Introducing Execution-Based Finance (EBF): High Frequency Cash Flow
Yesterday, I emphasized the importance of being a genuine scholar—not merely an academic insulated from execution.
Today, that distinction comes into sharper focus.
Just an hour ago, I issued a series of short-term trades, each clearly timestamped, with defined entries, targets, and stops. These were not theoretical models—they were live, real-time decisions grounded in the same principles introduced below. The trades played out as structured, offering a practical demonstration of the Execution-Based Finance (EBF) framework in action.
What follows is the abstract that underpins this methodology.
It formalizes the shift away from long-term abstraction toward adaptive, real-time cash flow—using capital only when advantage exists.

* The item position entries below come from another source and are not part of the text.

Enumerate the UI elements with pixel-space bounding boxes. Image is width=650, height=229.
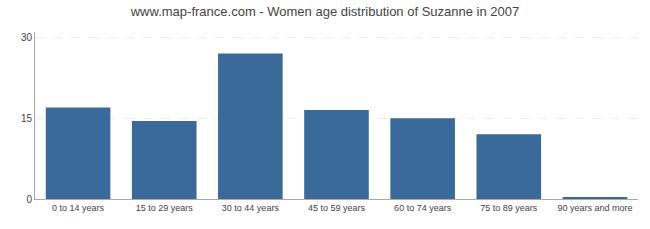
svg-text:www.map-france.com - Women age: www.map-france.com - Women age distribut… (130, 4, 520, 19)
svg-text:30 to 44 years: 30 to 44 years (222, 203, 280, 213)
svg-text:75 to 89 years: 75 to 89 years (480, 203, 538, 213)
svg-text:90 years and more: 90 years and more (557, 203, 632, 213)
svg-text:60 to 74 years: 60 to 74 years (394, 203, 452, 213)
svg-text:45 to 59 years: 45 to 59 years (308, 203, 366, 213)
svg-text:15: 15 (21, 113, 33, 124)
svg-text:0: 0 (26, 194, 32, 205)
svg-text:0 to 14 years: 0 to 14 years (52, 203, 105, 213)
svg-text:30: 30 (21, 32, 33, 43)
svg-text:15 to 29 years: 15 to 29 years (136, 203, 194, 213)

This isn’t just about theory. It's about control, precision, and outcome. It’s about returning finance to what it was always meant to be: executed.
Abstract
This paper introduces Execution-Based Finance (EBF), a novel framework that redefines market participation by prioritizing real-time cash flow extraction over traditional long-term capital appreciation. Departing from conventional asset management paradigms, EBF employs short-term, structurally advantaged market interactions executed with "rented" capital—funds exposed only during statistically validated windows. We propose the Cash Flow Return on Risk Rented (CRRR) as a benchmark metric, measuring performance as net cash flow relative to temporarily deployed capital. Through real-time executions in the S&P 500 futures market, we demonstrate EBF's ability to achieve consistent, high-efficiency returns with controlled risk. Contrasting EBF with traditional strategies—such as buy-and-hold, alpha-seeking funds, and high-frequency trading—this study challenges foundational assumptions about capital commitment, time, and risk in financial theory, offering a scalable model for adaptive market participation.

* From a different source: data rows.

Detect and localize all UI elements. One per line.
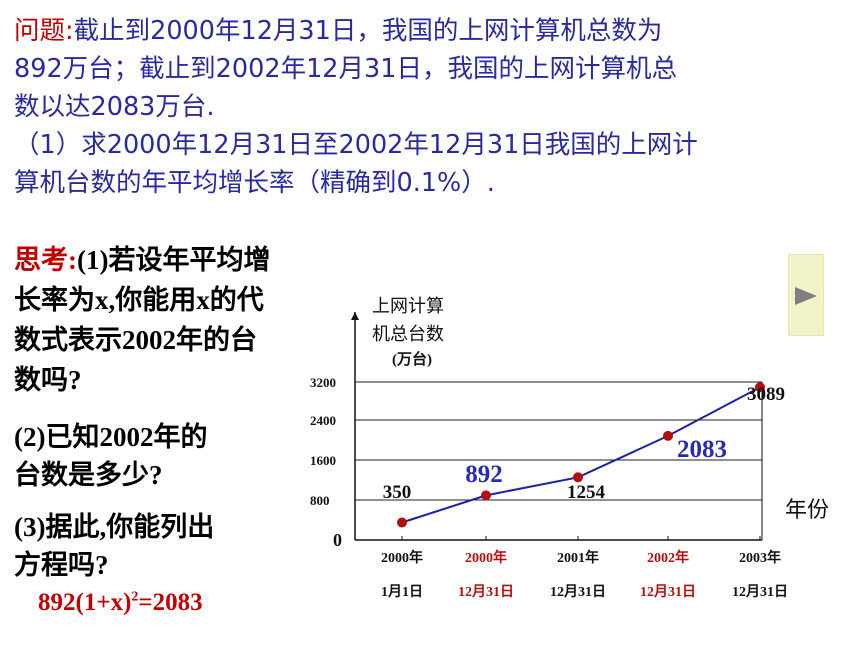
y-tick-label-3200: 3200 — [310, 375, 336, 390]
data-label-2: 1254 — [567, 482, 606, 503]
think-line-2: 长率为x,你能用x的代 — [14, 285, 264, 315]
think-line-4: 数吗? — [14, 365, 82, 395]
x-tick-date-2: 12月31日 — [550, 584, 606, 600]
y-tick-label-0: 0 — [333, 530, 342, 550]
problem-statement: 问题:截止到2000年12月31日，我国的上网计算机总数为 892万台；截止到2… — [14, 12, 854, 202]
play-triangle-icon — [795, 287, 817, 305]
x-tick-year-3: 2002年 — [647, 549, 689, 566]
data-label-1: 892 — [465, 461, 503, 488]
think-line-3: 数式表示2002年的台 — [14, 325, 257, 355]
data-label-3: 2083 — [677, 436, 727, 463]
think-section: 思考:(1)若设年平均增 长率为x,你能用x的代 数式表示2002年的台 数吗? — [14, 240, 334, 400]
x-tick-date-4: 12月31日 — [732, 584, 788, 600]
equation-base: 892(1+x) — [38, 589, 132, 616]
data-point-4 — [755, 382, 765, 393]
x-axis-label: 年份 — [785, 498, 829, 523]
equation: 892(1+x)2=2083 — [38, 589, 203, 617]
x-tick-date-3: 12月31日 — [640, 584, 696, 600]
equation-exponent: 2 — [131, 589, 139, 605]
problem-line-5: 算机台数的年平均增长率（精确到0.1%）. — [14, 168, 495, 198]
problem-line-2: 892万台；截止到2002年12月31日，我国的上网计算机总 — [14, 54, 677, 84]
x-tick-year-2: 2001年 — [557, 549, 599, 566]
question-3: (3)据此,你能列出 方程吗? — [14, 508, 214, 584]
x-tick-year-4: 2003年 — [739, 549, 781, 566]
x-tick-date-1: 12月31日 — [458, 584, 514, 600]
x-tick-date-0: 1月1日 — [381, 584, 423, 600]
think-text-1: (1)若设年平均增 — [77, 245, 271, 275]
x-tick-year-0: 2000年 — [381, 549, 423, 566]
data-label-0: 350 — [383, 482, 412, 503]
problem-line-1: 问题:截止到2000年12月31日，我国的上网计算机总数为 — [14, 12, 854, 50]
data-label-4: 3089 — [747, 384, 785, 405]
problem-lead: 问题: — [14, 16, 74, 46]
x-tick-year-1: 2000年 — [465, 549, 507, 566]
think-lead: 思考: — [14, 245, 77, 275]
problem-line-3: 数以达2083万台. — [14, 92, 215, 122]
problem-text-1: 截止到2000年12月31日，我国的上网计算机总数为 — [73, 16, 663, 46]
play-button[interactable] — [788, 254, 824, 336]
y-axis-arrow — [351, 312, 359, 320]
y-axis-label-line-3: (万台) — [392, 350, 432, 368]
equation-rhs: =2083 — [138, 589, 203, 616]
q2-line-2: 台数是多少? — [14, 460, 163, 490]
think-line-1: 思考:(1)若设年平均增 — [14, 240, 334, 280]
data-point-2 — [573, 472, 583, 483]
y-tick-label-2400: 2400 — [310, 413, 336, 428]
q2-line-1: (2)已知2002年的 — [14, 422, 208, 452]
y-axis-label-line-2: 机总台数 — [372, 324, 444, 345]
data-point-3 — [663, 430, 673, 441]
problem-line-4: （1）求2000年12月31日至2002年12月31日我国的上网计 — [14, 130, 698, 160]
q3-line-2: 方程吗? — [14, 550, 109, 580]
q3-line-1: (3)据此,你能列出 — [14, 512, 215, 542]
y-tick-label-800: 800 — [310, 493, 330, 508]
y-tick-label-1600: 1600 — [310, 453, 336, 468]
data-point-1 — [481, 490, 491, 501]
y-axis-label-line-1: 上网计算 — [372, 296, 444, 317]
data-point-0 — [397, 517, 407, 528]
question-2: (2)已知2002年的 台数是多少? — [14, 418, 207, 494]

This methodology directly challenges the industry's reliance on disclaimers such as "past performance is not indicative of future results." Execution-Based Finance demonstrates that consistent, repeatable outcomes can be engineered through structurally bounded setups and strict capital exposure protocols. In EBF, past performance is not a coincidence—it is structural scaffolding.
Introducing Execution-Based Finance (EBF): A New Paradigm for Markets
I’m thrilled to share Execution-Based Finance (EBF), a framework I developed to prioritize real-time cash flow extraction over traditional long-term capital appreciation. EBF uses short-term, structurally advantaged market interactions with rented capital, measured by the Cash Flow Return on Risk Rented (CRRR) metric.
Introduction
Modern financial theory, anchored in portfolio optimization (Markowitz, 1952) and risk-adjusted return metrics like the Sharpe ratio (Sharpe, 1966), has traditionally emphasized long-term capital allocation to achieve wealth accumulation. However, the evolution of financial markets—marked by increased liquidity, technological advancements, and high-frequency data availability—has exposed limitations in these approaches, particularly their reliance on prolonged market exposure and static risk assumptions.

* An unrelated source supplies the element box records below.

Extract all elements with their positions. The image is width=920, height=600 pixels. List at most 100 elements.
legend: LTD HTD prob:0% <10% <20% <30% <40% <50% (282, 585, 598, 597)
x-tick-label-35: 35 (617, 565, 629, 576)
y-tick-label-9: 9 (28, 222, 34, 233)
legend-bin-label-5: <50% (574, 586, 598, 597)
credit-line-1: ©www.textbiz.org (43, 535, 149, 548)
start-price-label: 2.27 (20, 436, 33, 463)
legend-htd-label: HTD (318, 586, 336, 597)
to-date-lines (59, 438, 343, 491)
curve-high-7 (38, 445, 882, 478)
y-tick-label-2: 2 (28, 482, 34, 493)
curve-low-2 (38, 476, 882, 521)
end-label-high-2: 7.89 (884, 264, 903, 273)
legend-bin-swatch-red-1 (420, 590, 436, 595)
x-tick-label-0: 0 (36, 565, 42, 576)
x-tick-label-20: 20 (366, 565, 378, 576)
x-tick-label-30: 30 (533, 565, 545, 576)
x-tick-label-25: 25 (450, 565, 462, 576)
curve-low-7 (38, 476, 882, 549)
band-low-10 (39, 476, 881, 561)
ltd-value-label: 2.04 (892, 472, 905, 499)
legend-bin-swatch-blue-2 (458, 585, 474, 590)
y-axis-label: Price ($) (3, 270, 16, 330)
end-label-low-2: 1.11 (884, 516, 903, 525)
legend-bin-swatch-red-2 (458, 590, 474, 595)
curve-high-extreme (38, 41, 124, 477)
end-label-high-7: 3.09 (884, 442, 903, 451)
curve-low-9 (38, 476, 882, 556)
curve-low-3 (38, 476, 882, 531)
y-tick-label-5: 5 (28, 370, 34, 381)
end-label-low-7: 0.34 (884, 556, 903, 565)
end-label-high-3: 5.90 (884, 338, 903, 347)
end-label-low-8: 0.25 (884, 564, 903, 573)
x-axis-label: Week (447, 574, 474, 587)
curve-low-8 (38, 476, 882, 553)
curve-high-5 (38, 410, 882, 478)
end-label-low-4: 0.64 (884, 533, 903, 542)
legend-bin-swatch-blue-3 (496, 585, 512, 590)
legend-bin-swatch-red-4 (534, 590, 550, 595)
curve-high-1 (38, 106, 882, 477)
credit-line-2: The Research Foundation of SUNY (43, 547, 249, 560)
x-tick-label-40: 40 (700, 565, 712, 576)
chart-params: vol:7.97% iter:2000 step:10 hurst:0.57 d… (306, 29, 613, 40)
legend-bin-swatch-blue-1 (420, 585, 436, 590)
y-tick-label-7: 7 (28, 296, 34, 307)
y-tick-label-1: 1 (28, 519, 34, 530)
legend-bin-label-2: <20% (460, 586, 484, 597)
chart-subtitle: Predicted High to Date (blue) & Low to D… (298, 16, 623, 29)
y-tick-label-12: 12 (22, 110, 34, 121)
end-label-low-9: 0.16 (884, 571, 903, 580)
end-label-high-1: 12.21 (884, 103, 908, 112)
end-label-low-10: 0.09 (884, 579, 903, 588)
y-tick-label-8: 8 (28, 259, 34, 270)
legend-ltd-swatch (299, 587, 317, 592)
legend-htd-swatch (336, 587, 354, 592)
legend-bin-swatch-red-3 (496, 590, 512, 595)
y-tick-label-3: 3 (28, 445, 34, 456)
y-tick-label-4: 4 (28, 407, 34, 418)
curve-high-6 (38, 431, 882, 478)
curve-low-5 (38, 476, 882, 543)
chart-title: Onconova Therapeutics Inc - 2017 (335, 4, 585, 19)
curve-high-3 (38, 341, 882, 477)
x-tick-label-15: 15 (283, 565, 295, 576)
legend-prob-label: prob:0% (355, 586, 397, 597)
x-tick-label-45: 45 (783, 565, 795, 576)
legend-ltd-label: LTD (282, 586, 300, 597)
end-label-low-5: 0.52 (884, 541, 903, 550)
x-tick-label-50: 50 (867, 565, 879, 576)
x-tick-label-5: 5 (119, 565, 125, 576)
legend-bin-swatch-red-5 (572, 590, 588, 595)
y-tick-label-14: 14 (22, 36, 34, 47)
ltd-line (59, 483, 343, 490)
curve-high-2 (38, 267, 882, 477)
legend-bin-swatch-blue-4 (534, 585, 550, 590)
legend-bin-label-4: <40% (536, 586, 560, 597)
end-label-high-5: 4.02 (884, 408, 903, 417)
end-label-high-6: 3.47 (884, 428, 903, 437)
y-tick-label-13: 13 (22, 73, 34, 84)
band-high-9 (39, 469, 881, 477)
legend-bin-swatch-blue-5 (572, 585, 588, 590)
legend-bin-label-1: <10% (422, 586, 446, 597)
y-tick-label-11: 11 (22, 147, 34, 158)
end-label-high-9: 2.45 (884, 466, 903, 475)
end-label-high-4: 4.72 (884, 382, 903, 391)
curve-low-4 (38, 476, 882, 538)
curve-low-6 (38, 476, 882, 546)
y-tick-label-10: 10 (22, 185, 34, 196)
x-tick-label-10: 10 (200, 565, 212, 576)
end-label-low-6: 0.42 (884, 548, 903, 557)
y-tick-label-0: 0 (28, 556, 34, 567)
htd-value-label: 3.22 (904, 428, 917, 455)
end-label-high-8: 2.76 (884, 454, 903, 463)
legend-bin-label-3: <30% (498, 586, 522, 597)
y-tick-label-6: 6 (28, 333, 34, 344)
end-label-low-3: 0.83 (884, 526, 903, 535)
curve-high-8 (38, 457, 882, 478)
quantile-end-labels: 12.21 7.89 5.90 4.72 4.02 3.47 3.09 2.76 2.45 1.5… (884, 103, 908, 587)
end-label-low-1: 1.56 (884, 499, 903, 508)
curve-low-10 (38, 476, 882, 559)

Execution-Based Finance (EBF) emerges as an alternative paradigm, shifting the focus from asset holding to real-time cash flow generation through precise, time-constrained market interactions. EBF operates on the principle that capital need not be committed long-term to generate returns. Instead, it is "rented" for brief periods—typically 30 seconds to several minutes—during which statistically validated structural setups offer a high-probability edge. This approach decouples return generation from market beta and economic cycles, prioritizing capital efficiency and risk control.
Central to EBF is the Cash Flow Return on Risk Rented (CRRR), a metric that evaluates performance based on cash flow extracted per unit of capital temporarily exposed. This paper formalizes the EBF framework, contrasts it with traditional strategies, and presents empirical evidence from real-time executions in the S&P 500 futures (ES) market. Our findings suggest that EBF offers a robust, adaptive model for market participation, challenging conventional notions of time, risk, and returnin financial theory.